Через месяц после приезда Меллера Зубра вызвали в советское посольство. Молодой человек, пухлощекий, с кудрявой куделькой на лбу, с милым слуху окающим говорком, предложил Зубру выехать на родину. Срочно. Почему срочно — вразумительно пояснить он не мог, выехать, и все. Говорил он приказным тоном, от которого Зубр отвык, на вопросы отвечал свысока, постукивая карандашом, предупреждал, что тот, кто повторяет злопыхательские слухи, клевету, играет на руку врагам, подпевает с чужого голоса. Зубр пытался, как он выразился, прошибить броню невежества этого «ташкентца», кто в физиономии ближнего видит не образ божий, а место, куда можно тыкать кулаком. Молодой дипломат Щедрина не читал и не собирался, а вот на каком основании Зубр появился в Берлине, чем он тут занимается, зачем якшается с эмигрантами, угрожал докопаться. Какие там мухи, что за мутации? А не похоже ли это на ту, чуждую нам науку, с которой идет борьба? Понятно, почему труды его охотно печатают английские и прочие буржуазные журналы. Услышав фамилию Семашко, он пренебрежительно прошелся насчет отставной козы барабанщика и, уже не церемонясь, поднял голос на Зубра, много о себе возомнившего — поднабрался на Западе вшивого либерализма! — и в конце концов запустил матерком по ученой шатии, что сидит на шее у народа. Хотя от матерка Зубр отвык, но отвычка не привычка, вспоминать не учить, всадил в ответ такого матюка — из вагона в вагон, через весь эшелон, — что этот, с куделькой, рот раскрыл. Сладостно швырнув дверью, ушел. Невоздержанность на язык оставалась в нем смолоду, никакие синяки-шишки дерзости не умерили, ума-разума не прибавили. Отмалчиваться — важнейшему искусству — не научился, что уж говорить о выборе выражений или о том, чтобы держать язык короче. Знал, что из-за худых слов пропадешь, как пес, — но этого в расчет не брал.

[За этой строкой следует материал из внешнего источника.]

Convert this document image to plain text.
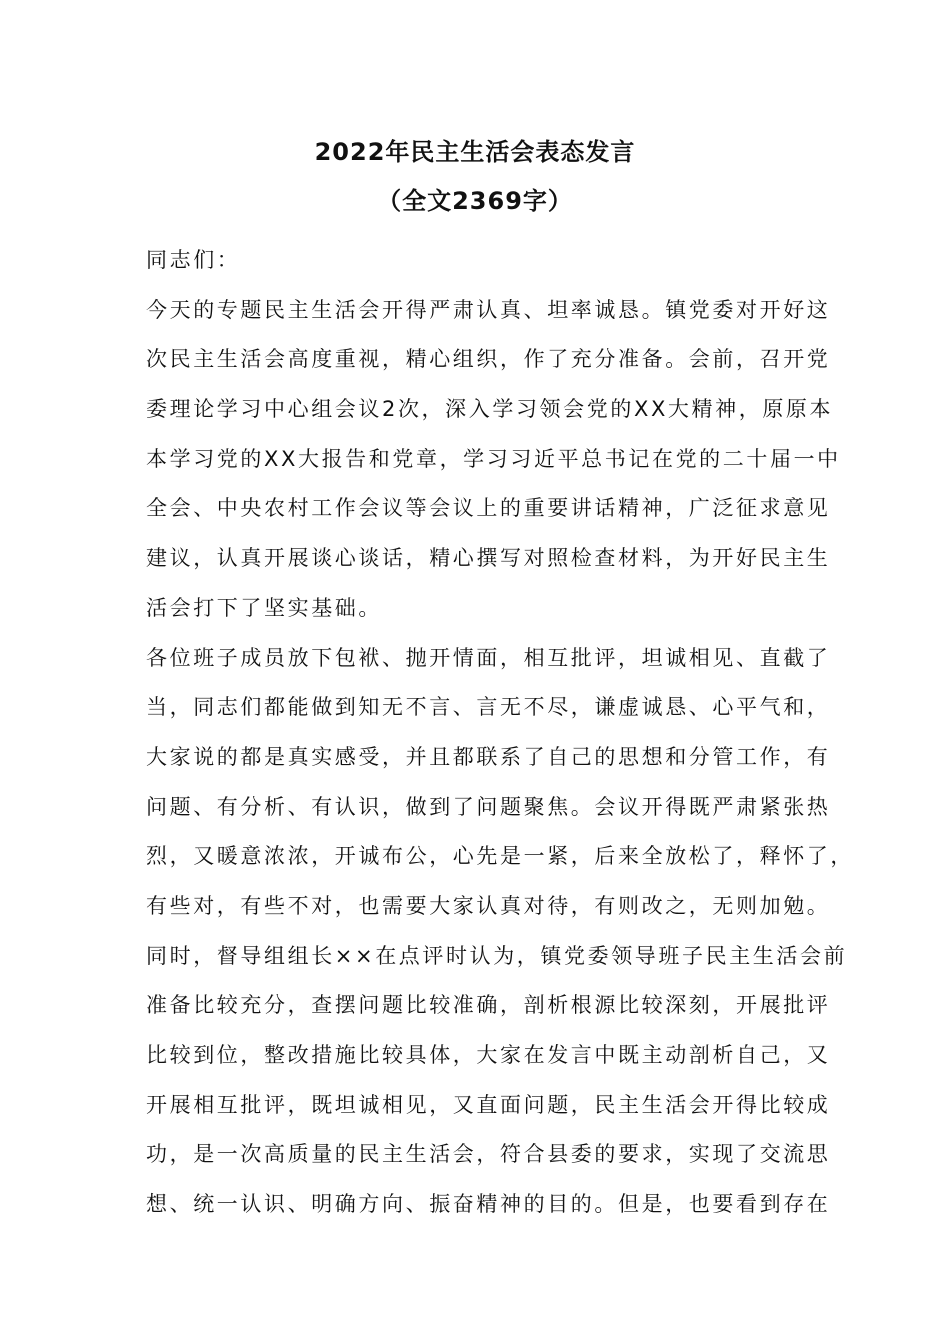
2022年民主生活会表态发言
（全文2369字）
同志们：
今天的专题民主生活会开得严肃认真、坦率诚恳。镇党委对开好这
次民主生活会高度重视，精心组织，作了充分准备。会前，召开党
委理论学习中心组会议2次，深入学习领会党的XX大精神，原原本
本学习党的XX大报告和党章，学习习近平总书记在党的二十届一中
全会、中央农村工作会议等会议上的重要讲话精神，广泛征求意见
建议，认真开展谈心谈话，精心撰写对照检查材料，为开好民主生
活会打下了坚实基础。
各位班子成员放下包袱、抛开情面，相互批评，坦诚相见、直截了
当，同志们都能做到知无不言、言无不尽，谦虚诚恳、心平气和，
大家说的都是真实感受，并且都联系了自己的思想和分管工作，有
问题、有分析、有认识，做到了问题聚焦。会议开得既严肃紧张热
烈，又暖意浓浓，开诚布公，心先是一紧，后来全放松了，释怀了，
有些对，有些不对，也需要大家认真对待，有则改之，无则加勉。
同时，督导组组长××在点评时认为，镇党委领导班子民主生活会前
准备比较充分，查摆问题比较准确，剖析根源比较深刻，开展批评
比较到位，整改措施比较具体，大家在发言中既主动剖析自己，又
开展相互批评，既坦诚相见，又直面问题，民主生活会开得比较成
功，是一次高质量的民主生活会，符合县委的要求，实现了交流思
想、统一认识、明确方向、振奋精神的目的。但是，也要看到存在
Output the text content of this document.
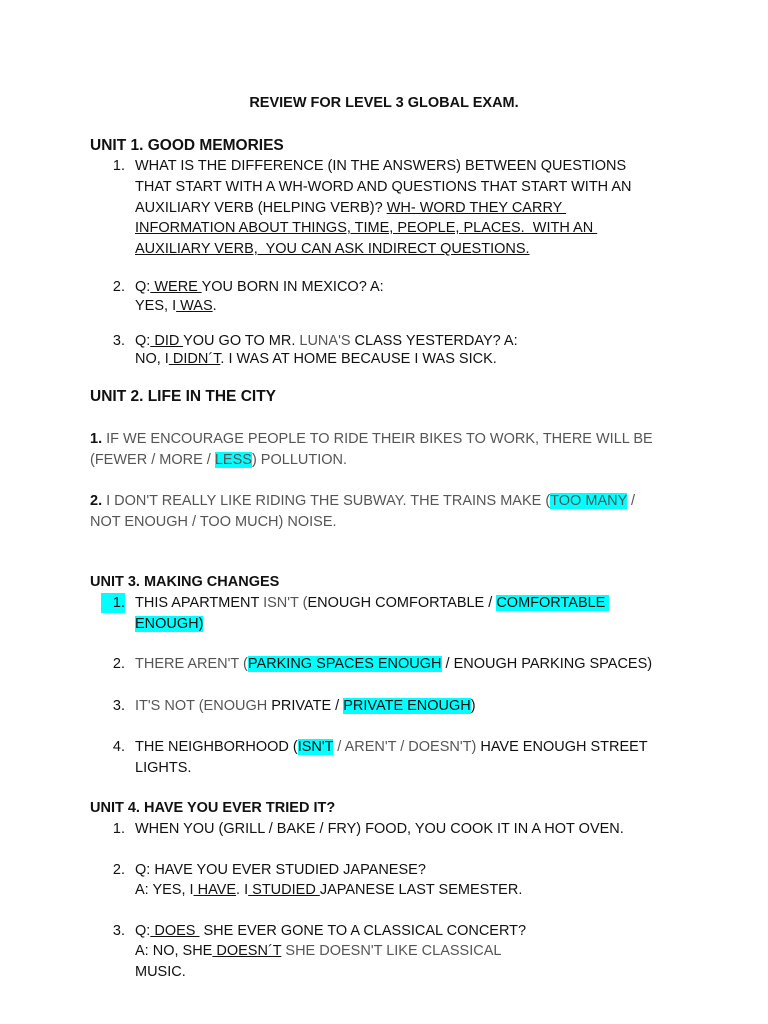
REVIEW FOR LEVEL 3 GLOBAL EXAM.
UNIT 1. GOOD MEMORIES
1. WHAT IS THE DIFFERENCE (IN THE ANSWERS) BETWEEN QUESTIONS
THAT START WITH A WH-WORD AND QUESTIONS THAT START WITH AN
AUXILIARY VERB (HELPING VERB)? WH- WORD THEY CARRY
INFORMATION ABOUT THINGS, TIME, PEOPLE, PLACES.  WITH AN
AUXILIARY VERB,  YOU CAN ASK INDIRECT QUESTIONS.
2. Q: WERE YOU BORN IN MEXICO? A:
YES, I WAS.
3. Q: DID YOU GO TO MR. LUNA'S CLASS YESTERDAY? A:
NO, I DIDN´T. I WAS AT HOME BECAUSE I WAS SICK.
UNIT 2. LIFE IN THE CITY
1. IF WE ENCOURAGE PEOPLE TO RIDE THEIR BIKES TO WORK, THERE WILL BE
(FEWER / MORE / LESS) POLLUTION.
2. I DON'T REALLY LIKE RIDING THE SUBWAY. THE TRAINS MAKE (TOO MANY /
NOT ENOUGH / TOO MUCH) NOISE.
UNIT 3. MAKING CHANGES
1. THIS APARTMENT ISN'T (ENOUGH COMFORTABLE / COMFORTABLE
ENOUGH)
2. THERE AREN'T (PARKING SPACES ENOUGH / ENOUGH PARKING SPACES)
3. IT'S NOT (ENOUGH PRIVATE / PRIVATE ENOUGH)
4. THE NEIGHBORHOOD (ISN'T / AREN'T / DOESN'T) HAVE ENOUGH STREET
LIGHTS.
UNIT 4. HAVE YOU EVER TRIED IT?
1. WHEN YOU (GRILL / BAKE / FRY) FOOD, YOU COOK IT IN A HOT OVEN.
2. Q: HAVE YOU EVER STUDIED JAPANESE?
A: YES, I HAVE. I STUDIED JAPANESE LAST SEMESTER.
3. Q: DOES  SHE EVER GONE TO A CLASSICAL CONCERT?
A: NO, SHE DOESN´T SHE DOESN'T LIKE CLASSICAL
MUSIC.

Лелька, выслушав его рассказ, повздыхала, потом заявила, что, может, оно и к лучшему, — ехать сейчас безумие, чистое самоубийство, у них дети, надо и о них думать. Царапкины тоже отказались уезжать. Советы всех друзей сводились к тому же — переждать хотя бы годик, долго так продолжаться не может, кампания репрессий, или, как тогда называли, перегибов, пройдет. Разберутся. Выправят. Зубр успокоился, его самого удерживал разворот лабораторных исследований. Бросить их на полпути, не получив результатов, он не мог. Физически не мог оторваться. Так не может оторваться хирург от операции, так мать не может покинуть малого ребенка. О последствиях он не думал, плевать ему было на дальнейшее, ему нужно было завершить эксперимент.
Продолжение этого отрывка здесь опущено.